Thanks to its accumulation in technological innovation, Luchen Technology has attracted the support of a number of investment institutions.
In August 2021, Luchen Technology received a seed round of financing of more than 10 million yuan co-invested by Sinovation Works and Zhen **In September 2022, it received another $6 million angel round of financing led by BlueRun Ventures.
Not long ago, You Yang led the team to win the AAAI 2023 Outstanding ** Award, which attracted wide attention in the AI industry.

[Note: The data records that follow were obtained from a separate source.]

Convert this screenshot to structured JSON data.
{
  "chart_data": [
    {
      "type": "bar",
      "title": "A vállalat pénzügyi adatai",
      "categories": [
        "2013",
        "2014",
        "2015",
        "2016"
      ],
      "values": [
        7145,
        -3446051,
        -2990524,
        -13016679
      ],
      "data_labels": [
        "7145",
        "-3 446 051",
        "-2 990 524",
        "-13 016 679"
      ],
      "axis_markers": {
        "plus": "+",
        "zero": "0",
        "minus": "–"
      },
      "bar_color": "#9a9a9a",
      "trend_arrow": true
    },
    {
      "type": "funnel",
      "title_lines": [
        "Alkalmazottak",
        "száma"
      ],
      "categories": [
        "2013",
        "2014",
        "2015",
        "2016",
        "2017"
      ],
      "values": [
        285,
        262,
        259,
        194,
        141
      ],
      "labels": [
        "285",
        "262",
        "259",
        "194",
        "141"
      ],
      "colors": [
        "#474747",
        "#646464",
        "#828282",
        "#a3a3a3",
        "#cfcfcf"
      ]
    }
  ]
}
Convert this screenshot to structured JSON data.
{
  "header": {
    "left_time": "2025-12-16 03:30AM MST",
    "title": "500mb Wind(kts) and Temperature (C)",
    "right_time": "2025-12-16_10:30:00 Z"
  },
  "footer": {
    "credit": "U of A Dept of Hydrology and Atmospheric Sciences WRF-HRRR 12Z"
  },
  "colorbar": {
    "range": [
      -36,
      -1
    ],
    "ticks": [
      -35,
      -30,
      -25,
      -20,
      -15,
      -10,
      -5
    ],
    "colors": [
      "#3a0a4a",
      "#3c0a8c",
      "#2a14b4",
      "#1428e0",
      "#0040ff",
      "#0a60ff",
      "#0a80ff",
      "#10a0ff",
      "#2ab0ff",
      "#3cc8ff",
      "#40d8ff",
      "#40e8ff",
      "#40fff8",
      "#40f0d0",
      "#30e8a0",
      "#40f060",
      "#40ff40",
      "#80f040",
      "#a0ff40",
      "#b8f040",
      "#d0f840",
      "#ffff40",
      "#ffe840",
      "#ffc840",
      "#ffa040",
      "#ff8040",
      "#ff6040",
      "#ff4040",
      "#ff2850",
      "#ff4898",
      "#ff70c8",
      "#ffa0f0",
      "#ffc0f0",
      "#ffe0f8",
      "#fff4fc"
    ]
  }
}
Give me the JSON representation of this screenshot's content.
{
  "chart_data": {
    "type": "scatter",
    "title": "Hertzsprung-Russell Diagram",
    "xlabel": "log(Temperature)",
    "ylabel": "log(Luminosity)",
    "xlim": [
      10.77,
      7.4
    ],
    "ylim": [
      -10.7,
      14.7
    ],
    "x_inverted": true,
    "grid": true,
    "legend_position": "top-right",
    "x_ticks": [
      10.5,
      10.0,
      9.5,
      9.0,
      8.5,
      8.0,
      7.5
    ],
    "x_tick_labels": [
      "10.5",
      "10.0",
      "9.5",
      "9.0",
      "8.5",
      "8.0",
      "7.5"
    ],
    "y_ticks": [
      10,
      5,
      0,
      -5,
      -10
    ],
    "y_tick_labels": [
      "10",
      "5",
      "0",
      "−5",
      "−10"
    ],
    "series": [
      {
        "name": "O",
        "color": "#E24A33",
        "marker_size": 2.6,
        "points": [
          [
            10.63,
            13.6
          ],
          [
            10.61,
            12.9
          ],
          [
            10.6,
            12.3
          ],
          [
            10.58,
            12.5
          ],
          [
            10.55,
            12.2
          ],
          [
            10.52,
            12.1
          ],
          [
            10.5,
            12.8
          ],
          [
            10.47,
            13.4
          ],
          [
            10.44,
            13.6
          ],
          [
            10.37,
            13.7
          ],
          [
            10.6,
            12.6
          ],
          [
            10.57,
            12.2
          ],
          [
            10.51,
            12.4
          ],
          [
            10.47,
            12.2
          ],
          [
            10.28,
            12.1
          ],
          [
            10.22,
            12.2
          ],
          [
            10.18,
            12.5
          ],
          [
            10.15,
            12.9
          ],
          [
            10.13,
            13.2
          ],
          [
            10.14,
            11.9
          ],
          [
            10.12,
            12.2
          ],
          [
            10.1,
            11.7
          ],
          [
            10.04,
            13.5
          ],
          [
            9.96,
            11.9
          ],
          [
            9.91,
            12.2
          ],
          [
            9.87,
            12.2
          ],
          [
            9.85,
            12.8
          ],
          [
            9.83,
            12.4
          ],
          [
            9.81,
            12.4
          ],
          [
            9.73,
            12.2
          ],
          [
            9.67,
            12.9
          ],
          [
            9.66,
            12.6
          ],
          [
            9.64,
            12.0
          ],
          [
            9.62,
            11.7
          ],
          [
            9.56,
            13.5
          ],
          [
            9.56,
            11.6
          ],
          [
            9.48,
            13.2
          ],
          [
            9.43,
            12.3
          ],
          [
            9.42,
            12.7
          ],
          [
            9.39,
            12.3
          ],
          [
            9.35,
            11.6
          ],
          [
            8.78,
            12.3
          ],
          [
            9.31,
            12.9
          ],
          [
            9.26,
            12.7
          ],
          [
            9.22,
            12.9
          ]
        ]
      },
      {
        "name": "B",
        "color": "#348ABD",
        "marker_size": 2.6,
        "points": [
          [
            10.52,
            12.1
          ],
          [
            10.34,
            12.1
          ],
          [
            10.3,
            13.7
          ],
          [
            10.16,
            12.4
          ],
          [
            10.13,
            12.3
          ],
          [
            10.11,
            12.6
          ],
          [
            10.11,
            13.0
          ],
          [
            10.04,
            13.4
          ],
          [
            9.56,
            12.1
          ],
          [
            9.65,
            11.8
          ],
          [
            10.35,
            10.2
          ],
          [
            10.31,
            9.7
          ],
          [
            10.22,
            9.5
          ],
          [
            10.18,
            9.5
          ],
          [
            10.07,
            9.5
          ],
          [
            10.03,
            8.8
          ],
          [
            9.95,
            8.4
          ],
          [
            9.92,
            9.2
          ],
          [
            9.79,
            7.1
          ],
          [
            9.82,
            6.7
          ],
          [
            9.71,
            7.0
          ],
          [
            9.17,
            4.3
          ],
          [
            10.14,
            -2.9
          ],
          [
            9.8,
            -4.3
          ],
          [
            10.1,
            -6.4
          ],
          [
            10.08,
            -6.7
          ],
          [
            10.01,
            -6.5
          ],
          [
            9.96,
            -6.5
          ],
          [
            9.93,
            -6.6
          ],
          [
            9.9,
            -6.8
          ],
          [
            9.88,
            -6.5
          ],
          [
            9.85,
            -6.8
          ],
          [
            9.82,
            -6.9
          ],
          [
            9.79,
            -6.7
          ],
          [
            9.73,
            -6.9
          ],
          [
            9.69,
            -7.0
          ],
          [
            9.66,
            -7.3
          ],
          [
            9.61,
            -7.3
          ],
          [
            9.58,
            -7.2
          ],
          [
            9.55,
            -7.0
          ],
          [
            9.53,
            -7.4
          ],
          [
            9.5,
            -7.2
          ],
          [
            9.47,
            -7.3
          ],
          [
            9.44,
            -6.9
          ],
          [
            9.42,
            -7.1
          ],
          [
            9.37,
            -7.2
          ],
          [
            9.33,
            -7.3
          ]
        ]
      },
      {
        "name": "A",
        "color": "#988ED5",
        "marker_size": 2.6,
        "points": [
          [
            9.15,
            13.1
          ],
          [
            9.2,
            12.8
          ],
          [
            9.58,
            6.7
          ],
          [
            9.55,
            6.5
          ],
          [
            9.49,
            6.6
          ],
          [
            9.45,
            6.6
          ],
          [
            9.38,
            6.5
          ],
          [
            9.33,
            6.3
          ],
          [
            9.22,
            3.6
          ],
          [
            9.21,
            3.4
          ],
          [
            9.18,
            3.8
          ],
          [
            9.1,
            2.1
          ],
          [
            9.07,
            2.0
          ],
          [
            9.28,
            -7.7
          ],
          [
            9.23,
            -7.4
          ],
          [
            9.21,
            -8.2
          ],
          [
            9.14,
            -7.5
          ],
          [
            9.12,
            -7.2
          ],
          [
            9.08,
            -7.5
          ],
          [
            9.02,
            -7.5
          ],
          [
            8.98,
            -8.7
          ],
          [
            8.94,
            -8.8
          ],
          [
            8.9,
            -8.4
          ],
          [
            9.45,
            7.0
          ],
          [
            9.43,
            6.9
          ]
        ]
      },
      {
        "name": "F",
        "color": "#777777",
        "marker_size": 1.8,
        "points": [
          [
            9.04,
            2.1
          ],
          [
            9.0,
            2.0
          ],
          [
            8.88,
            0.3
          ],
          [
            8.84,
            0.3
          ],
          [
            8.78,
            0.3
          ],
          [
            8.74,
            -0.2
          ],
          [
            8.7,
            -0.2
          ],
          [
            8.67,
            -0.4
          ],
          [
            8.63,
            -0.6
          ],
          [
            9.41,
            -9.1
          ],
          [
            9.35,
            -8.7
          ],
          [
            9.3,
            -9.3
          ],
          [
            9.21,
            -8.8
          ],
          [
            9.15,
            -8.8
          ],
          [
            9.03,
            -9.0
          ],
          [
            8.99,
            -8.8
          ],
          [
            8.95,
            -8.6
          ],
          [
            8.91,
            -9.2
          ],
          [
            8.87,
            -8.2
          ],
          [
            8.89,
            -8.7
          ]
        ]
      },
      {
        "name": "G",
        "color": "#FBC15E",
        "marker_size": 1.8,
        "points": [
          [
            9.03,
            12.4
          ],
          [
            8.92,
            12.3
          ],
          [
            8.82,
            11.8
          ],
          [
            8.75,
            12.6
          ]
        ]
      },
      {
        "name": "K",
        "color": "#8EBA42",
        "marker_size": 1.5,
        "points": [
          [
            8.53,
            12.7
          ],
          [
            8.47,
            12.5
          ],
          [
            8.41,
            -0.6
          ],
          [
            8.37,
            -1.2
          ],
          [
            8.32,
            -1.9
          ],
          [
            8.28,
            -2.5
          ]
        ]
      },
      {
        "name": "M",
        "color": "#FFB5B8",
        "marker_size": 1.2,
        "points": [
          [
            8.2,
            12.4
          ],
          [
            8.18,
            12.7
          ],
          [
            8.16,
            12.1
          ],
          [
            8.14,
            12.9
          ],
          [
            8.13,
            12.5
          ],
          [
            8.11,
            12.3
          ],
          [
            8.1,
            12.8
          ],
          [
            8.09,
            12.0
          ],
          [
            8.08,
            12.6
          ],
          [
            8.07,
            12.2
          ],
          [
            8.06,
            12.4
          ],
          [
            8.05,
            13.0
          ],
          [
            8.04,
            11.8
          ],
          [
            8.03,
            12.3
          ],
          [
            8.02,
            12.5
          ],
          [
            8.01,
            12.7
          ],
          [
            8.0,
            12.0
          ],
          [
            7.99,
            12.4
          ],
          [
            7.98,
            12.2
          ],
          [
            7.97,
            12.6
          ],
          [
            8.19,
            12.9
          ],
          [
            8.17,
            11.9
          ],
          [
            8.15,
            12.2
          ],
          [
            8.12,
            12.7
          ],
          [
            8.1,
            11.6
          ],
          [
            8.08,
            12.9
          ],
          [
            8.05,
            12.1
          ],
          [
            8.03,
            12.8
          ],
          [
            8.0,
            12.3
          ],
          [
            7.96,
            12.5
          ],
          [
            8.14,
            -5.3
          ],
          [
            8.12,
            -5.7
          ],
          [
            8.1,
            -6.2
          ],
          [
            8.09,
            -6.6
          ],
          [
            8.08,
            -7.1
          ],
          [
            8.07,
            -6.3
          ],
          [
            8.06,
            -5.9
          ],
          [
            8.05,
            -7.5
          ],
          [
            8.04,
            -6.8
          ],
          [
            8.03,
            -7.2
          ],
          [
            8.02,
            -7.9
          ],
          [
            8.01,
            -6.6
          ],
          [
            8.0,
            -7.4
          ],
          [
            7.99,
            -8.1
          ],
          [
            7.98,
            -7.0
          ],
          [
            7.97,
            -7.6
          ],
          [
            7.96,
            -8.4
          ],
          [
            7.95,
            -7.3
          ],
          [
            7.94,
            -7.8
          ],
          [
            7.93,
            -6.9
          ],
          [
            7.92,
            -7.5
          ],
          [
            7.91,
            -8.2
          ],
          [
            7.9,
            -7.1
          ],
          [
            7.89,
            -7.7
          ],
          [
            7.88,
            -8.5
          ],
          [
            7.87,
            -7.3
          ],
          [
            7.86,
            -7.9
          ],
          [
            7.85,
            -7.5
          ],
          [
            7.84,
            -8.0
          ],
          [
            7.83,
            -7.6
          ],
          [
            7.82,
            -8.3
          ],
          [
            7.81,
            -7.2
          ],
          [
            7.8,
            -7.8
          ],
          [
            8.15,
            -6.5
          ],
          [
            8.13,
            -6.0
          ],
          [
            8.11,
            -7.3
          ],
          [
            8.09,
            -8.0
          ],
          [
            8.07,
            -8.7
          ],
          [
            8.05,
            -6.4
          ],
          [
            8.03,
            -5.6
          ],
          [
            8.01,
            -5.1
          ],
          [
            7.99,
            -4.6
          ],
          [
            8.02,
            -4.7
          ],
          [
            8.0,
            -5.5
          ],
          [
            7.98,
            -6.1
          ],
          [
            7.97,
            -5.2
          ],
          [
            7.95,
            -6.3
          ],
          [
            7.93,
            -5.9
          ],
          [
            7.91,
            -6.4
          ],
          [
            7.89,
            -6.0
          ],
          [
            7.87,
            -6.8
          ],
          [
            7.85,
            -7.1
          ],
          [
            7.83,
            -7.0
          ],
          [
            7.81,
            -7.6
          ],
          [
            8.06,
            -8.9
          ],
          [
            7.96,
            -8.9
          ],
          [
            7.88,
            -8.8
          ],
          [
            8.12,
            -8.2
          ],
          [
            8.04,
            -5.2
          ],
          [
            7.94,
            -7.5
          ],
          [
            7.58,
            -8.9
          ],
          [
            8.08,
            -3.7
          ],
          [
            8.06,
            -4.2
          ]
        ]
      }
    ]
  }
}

Then Luchen Technology announced the completion of Series A financing in May this year, with an amount of hundreds of millions of yuan. According to the company, this is the third round of financing in the 18 months since the establishment of Luchen Technology, and the funds will be mainly used for team expansion and business development.
In November of the same year, Luchen Technology announced the completion of nearly 100 million yuan in Series A+ financing, which was led by a Fortune 500 technology giant, and the Greater Bay Area** and Singapore Telecom Investment Company (Singtel Innov8) also participated in the investment.
At Luchen Technology, Yang You and his team are committed to overcoming the problems in the training and application of large models. The company has launched a series of services, including Colossal-AI, which are fully open source and cover heterogeneous management systems, parallel technologies, and system deployment, designed to help users efficiently deploy AI models. "I want to reduce the cost of fine-tuning to a few hundred yuan, so that everyone can train GPT models at the lowest cost," You Yang said. ”
Our vision is to provide businesses with a seamless deployment and training experience. In the future, he hopes that users can define models on servers, terminals, and even mobile phones, and deploy them to the cloud through Colossal AI, supporting multiple hardware platforms such as CPU, GPU, TPU, FPGA, and various programming frameworks such as TensorFlow, PyTorch, Keras, and TheAno. This will be more efficient in helping startups deploy their own models and systems by maximizing efficiency and minimizing costs.
According to the company's ecological map, the user growth rate of Colossal-AI has exceeded that of traditional software, attracting users from all over the world, including China, the United States, Europe, India and Southeast Asia, and has obtained more than 35,000 GitHub stars, ranking first in the world in the subdivision track. The Colossal-Llama open-source model exceeded 180,000 in Hugging Face** within three weeks.
In the era of large models, opportunities and challenges coexist.
By effectively using distributed training technology and enterprise-level large model solutions, the training process can be accelerated, the training intensity can be improved, and the application of large models can be promoted to a new level. You Yang called for joint efforts to promote the advancement of large-scale model technology and bring wider benefits to science, business and society.